Low volatility in currencies is one signal that developing countries are in better health than they were during prior market downturns, according to chief investment officer Manraj Sekhon.

Emerging markets were down in the first half of 2022 as inflation and geopolitical tensions besieged global economies. But Franklin Templeton, the $1.5 trillion asset manager, says there are still plenty of reasons to remain positive.

To begin with, emerging markets have demonstrated far greater resilience to macroeconomic shocks than in the past. Investors can see this reflected in the recent low volatility of EM currencies, according to Manraj Sekhon, chief investment officer of emerging markets equity at Franklin Templeton. In 2013, when interest rates were rising in the U.S., investors pulled money from emerging markets to invest in higher-yielding domestic assets. That resulted in significant depreciation in emerging markets currencies. But this time, there is an “unusually low level of volatility” in EM currencies relative to those in developed markets — a signal that emerging markets are “in better health than prior cycles,” according to Sekhon.

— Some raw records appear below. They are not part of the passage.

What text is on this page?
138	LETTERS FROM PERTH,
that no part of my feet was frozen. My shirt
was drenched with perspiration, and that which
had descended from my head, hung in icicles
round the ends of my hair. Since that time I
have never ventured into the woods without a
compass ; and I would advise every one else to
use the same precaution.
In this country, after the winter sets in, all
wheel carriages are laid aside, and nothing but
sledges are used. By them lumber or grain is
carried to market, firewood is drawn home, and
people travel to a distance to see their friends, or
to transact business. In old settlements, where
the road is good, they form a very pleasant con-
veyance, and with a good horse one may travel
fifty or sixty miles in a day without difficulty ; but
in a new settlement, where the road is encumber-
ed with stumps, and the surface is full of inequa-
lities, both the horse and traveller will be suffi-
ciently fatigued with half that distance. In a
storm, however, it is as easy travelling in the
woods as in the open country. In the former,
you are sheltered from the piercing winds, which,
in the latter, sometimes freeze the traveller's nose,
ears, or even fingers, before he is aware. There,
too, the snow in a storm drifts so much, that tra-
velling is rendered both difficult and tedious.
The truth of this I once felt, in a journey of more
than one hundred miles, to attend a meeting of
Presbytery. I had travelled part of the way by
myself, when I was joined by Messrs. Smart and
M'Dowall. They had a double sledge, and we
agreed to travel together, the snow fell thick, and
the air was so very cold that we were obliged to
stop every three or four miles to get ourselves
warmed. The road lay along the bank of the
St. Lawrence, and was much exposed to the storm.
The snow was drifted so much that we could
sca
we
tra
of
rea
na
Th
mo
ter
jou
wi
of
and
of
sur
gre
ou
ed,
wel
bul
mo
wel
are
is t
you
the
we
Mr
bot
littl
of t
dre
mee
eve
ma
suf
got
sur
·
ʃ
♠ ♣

“Inflation in this cycle is more of a challenge for the developed world,” Sekhon told Institutional Investor. He added that consumer, corporate, and sovereign balance sheets are all in better shape in emerging markets than in developed ones.

China and India are expected to lead emerging markets outperformance in the second half of 2022, according to Sekhon. The loosening monetary policies in China are particularly attractive to investors who want to diversify risks outside of the U.S. In addition, China’s exploration in green technology also presents opportunities for sustainable investing, Sekhon said. The fact that China is already outperforming global markets, even without a fully open economy, is reassuring to investors, too, he added.

“The so-called reopening trade that we’ve seen in the U.S. and the West over the last 12 and 18 months has not happened in China yet,” Sekhon said. “I think [China] is going to be the strongest reopening story that we’ve yet seen around the world.”

As for India, Sekhon said that the country has been negatively affected by inflation for its reliance on imports of fuel and energy. But as soon as global inflation is contained, India will “come out okay,” he said. 

There are also emerging market economies that have been benefiting from rising commodity prices. Brazil, for example, is an oil-focused economy and also exports hard commodities like iron ore. “The Brazilian economy is benefiting from what’s happening globally and the tightness of supply of those commodities,” he said. In addition, Brazil created a potential buffer against recession by raising interest rates early.  

But Sekhon cautions that emerging economies shouldn’t be treated as one big market. China, for example, is almost a standalone class from the rest of the emerging markets. The best way to invest is to combine local insights with a global perspective, Sekhon said. For example, if oil prices go up, it’s important to consider how much the Saudis will supply, what it means for imports of energy into India, and how much oil China will need to reopen its economy. “You need to be on the ground [to invest in emerging markets],” he concluded.